Bien communiquer, c’est avant tout bien comprendre son client, actuel ou en devenir. C’est sur cela qu’une entreprise ou une marque bâtit son positionnement, sa promesse, ses messages, la tonalité de sa communication. Tout ce qui sert à créer la « préférence de marque », ce lien émotionnel qui va guider le choix du consommateur, au-delà des critères rationnels de l’offre, du prix ou de la localisation de la marque ou de l’enseigne. Mais comment comprendre et surtout anticiper les attentes et envies des Français, dans un monde qui paraît si chaotique ?

Guillaume ALLILAIRE

Guillaume ALLILAIRE © Louis PIQUEMIL - Echos Judiciaires Girondins

Le monde actuel semble tâtonner dans un brouillard constant, ne pas donner de cap clair. Peut-être sommes-nous à un tournant, à une nouvelle définition de la société ? La fin d’une ère et une autre qui tarde à s’articuler. C’est ce que pense en tout cas le sociologue Michel Mafessoli quand il écrit dans son ouvrage, Le temps des peurs : « Entre des époques, il y a des périodes qui durent quelques décennies – c’est ce que nous vivons actuellement – périodes quelque peu crépusculaires, où l’on pressent les valeurs qui sont en train de disparaître et où l’on se contente de balbutier sur ce qui est en train de naître ».

Ne pas confondre faits et croyances

Mais loin du « temps sociologique », il y a le temps, bien plus rapide, du business.
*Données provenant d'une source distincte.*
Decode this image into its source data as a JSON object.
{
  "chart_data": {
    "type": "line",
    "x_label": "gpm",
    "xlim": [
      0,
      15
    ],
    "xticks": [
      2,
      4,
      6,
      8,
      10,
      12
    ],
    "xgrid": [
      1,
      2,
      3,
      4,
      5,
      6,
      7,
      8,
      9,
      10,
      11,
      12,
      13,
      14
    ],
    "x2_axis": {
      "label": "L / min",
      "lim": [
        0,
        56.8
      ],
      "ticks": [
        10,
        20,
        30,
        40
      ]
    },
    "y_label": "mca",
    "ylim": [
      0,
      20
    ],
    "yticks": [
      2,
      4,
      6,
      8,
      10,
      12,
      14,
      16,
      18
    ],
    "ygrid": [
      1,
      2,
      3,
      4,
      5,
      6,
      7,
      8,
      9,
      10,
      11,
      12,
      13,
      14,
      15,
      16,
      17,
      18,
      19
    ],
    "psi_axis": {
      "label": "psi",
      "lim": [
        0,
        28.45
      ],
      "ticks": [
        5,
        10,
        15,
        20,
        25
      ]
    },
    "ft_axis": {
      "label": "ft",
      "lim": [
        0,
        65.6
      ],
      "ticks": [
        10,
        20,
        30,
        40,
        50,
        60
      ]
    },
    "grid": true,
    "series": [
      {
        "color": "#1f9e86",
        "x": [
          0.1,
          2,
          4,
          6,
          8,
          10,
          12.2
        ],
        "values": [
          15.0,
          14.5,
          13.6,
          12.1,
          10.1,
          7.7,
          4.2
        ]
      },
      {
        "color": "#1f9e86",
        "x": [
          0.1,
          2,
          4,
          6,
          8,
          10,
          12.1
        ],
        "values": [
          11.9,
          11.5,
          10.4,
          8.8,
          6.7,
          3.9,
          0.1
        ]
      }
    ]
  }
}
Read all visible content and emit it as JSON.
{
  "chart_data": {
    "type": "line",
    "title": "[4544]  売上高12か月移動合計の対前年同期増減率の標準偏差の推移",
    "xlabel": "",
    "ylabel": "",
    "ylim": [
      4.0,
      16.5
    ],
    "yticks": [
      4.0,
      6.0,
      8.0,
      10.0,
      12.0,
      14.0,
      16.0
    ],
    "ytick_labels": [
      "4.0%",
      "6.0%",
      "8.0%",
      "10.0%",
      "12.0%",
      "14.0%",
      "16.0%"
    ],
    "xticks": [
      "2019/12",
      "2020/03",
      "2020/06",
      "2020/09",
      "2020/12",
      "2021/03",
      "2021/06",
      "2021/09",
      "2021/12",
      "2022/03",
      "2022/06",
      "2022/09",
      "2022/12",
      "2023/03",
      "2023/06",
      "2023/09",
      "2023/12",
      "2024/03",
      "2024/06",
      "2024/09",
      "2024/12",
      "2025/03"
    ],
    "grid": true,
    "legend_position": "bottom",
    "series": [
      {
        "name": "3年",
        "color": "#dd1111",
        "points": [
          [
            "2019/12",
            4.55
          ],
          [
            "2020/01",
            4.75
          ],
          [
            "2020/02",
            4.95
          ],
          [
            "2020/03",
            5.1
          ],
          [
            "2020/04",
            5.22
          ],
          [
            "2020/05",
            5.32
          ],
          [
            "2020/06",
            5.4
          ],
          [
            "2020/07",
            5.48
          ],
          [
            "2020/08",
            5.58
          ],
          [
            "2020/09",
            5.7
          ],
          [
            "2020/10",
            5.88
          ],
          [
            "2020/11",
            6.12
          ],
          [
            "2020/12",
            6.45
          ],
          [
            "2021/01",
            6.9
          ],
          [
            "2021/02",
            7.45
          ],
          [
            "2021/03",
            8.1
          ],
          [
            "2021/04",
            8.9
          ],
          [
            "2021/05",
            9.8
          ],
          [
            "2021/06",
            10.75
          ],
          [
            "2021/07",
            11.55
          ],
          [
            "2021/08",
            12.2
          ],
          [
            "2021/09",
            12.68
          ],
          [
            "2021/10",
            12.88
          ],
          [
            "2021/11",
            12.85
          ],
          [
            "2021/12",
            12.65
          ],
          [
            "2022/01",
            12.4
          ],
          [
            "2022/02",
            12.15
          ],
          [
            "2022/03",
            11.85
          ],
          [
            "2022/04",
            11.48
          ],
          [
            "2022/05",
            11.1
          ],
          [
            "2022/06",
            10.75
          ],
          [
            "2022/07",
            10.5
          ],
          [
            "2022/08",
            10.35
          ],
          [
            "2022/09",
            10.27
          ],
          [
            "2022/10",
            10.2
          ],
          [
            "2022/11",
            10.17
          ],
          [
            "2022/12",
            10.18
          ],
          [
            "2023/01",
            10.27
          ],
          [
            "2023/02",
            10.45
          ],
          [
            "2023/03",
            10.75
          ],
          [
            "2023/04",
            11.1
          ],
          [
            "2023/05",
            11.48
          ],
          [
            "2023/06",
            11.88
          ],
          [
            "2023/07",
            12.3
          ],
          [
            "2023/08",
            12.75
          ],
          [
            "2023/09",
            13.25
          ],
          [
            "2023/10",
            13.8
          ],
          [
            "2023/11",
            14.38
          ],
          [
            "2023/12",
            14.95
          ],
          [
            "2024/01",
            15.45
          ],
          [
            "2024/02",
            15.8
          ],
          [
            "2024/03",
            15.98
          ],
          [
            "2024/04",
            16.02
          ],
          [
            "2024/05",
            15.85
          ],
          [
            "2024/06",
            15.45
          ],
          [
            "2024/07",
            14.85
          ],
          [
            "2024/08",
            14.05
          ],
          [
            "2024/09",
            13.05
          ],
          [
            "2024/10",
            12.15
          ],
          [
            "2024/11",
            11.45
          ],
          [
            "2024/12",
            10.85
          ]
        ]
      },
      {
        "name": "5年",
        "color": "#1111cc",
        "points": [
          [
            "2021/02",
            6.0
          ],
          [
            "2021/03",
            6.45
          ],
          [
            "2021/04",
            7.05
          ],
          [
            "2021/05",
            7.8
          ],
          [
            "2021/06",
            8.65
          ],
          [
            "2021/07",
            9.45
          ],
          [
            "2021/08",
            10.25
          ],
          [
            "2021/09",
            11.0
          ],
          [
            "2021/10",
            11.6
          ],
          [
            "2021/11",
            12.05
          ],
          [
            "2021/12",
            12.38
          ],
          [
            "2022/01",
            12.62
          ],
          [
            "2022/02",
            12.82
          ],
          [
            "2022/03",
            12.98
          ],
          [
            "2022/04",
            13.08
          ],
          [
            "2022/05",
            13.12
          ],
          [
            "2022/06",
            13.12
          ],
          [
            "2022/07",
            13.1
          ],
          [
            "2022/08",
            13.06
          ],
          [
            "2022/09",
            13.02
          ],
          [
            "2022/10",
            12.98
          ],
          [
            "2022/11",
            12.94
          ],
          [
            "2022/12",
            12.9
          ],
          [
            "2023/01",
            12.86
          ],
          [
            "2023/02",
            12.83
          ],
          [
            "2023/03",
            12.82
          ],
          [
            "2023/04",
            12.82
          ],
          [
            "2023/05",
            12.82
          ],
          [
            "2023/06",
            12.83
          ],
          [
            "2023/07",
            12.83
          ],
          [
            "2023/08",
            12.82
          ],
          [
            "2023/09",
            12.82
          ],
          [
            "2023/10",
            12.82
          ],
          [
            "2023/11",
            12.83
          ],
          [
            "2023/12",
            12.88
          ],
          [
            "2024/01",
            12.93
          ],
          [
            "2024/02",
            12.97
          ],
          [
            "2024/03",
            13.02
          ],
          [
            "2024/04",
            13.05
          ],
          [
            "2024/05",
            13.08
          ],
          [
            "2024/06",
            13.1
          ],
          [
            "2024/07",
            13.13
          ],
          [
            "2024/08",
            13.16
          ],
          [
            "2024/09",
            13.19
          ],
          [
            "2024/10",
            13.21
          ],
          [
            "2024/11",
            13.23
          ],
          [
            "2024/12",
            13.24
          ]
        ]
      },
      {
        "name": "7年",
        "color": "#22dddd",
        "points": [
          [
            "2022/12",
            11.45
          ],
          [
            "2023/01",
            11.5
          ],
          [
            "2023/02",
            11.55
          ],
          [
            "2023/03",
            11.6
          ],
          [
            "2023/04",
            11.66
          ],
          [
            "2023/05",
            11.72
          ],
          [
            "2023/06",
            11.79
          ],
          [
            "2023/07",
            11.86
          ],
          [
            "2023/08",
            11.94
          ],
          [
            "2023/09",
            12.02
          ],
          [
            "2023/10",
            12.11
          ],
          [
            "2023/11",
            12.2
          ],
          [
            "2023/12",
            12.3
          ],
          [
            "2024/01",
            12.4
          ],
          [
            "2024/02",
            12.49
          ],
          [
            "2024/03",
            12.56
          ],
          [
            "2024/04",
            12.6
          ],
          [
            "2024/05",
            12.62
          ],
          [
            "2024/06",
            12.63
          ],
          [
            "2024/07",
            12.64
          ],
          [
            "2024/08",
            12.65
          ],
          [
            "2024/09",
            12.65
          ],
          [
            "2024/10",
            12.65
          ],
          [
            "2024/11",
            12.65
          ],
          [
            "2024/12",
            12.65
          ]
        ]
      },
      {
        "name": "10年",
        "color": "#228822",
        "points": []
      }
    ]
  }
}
Pour avoir une vision opérationnelle, activable dans les décisions de communication du quotidien, il faut savoir ne pas se précipiter, prendre du recul et arriver à distinguer ce qui relève de l’épiphénomène, d’une bulle de croyances et de comportements qui va éclater rapidement, de ce qui est structurel, ou du moins avec une durée de vie assez longue pour être pris en compte dans l’élaboration de sa stratégie de communication. Pour cela, il est possible de se baser sur des éléments objectifs, chiffrés, en croisant différentes études et panels ou en réalisant ses propres sondages et interviews. Car il est facile d’apposer une vision tronquée ou déformée au monde qui nous entoure. « Nous ne voyons pas le monde tel qu’il est, mais tel que nous sommes », disait Anaïs Nin.

Le planning stratégique sert justement à objectiver les réflexions. Il est à la croisée des données démographiques, sociologiques, comportementales, de consommation… pour dessiner le portrait-robot le plus fiable possible de la cible qui intéresse une entreprise, en prenant en compte sa localisation, son âge, son genre, ses revenus, son attitude, ses croyances et ses comportements…

Les Français en dépression ?

Si l’on prend la population française dans son ensemble, que peut-on dire de nos concitoyens aujourd’hui ? Avant tout, que leur situation est fragile. L’inflation reste leur préoccupation principale1, et a des répercussions réelles dans leur vie quotidienne. Ainsi, 92 % des consommateurs déclarent avoir subi une diminution de leur pouvoir d’achat durant les derniers mois2, et 38 % de la population avouent que leurs comptes ont plus souvent dans le rouge au cours de l’année écoulée3. Cette fragilité met une partie de la population sur un fil dangereux, les poussant dans la spirale de la précarité. Si 15 % déclarent sauter régulièrement des repas4, ce sont 11 % qui confessent qu’il leur arrive même de chercher dans les bennes des supermarchés pour récupérer les invendus5. Chiffre effrayant et sans doute sous-estimé, car on peut penser que tous ceux qui le font n’ont pas osé l’avouer en répondant aux sondeurs.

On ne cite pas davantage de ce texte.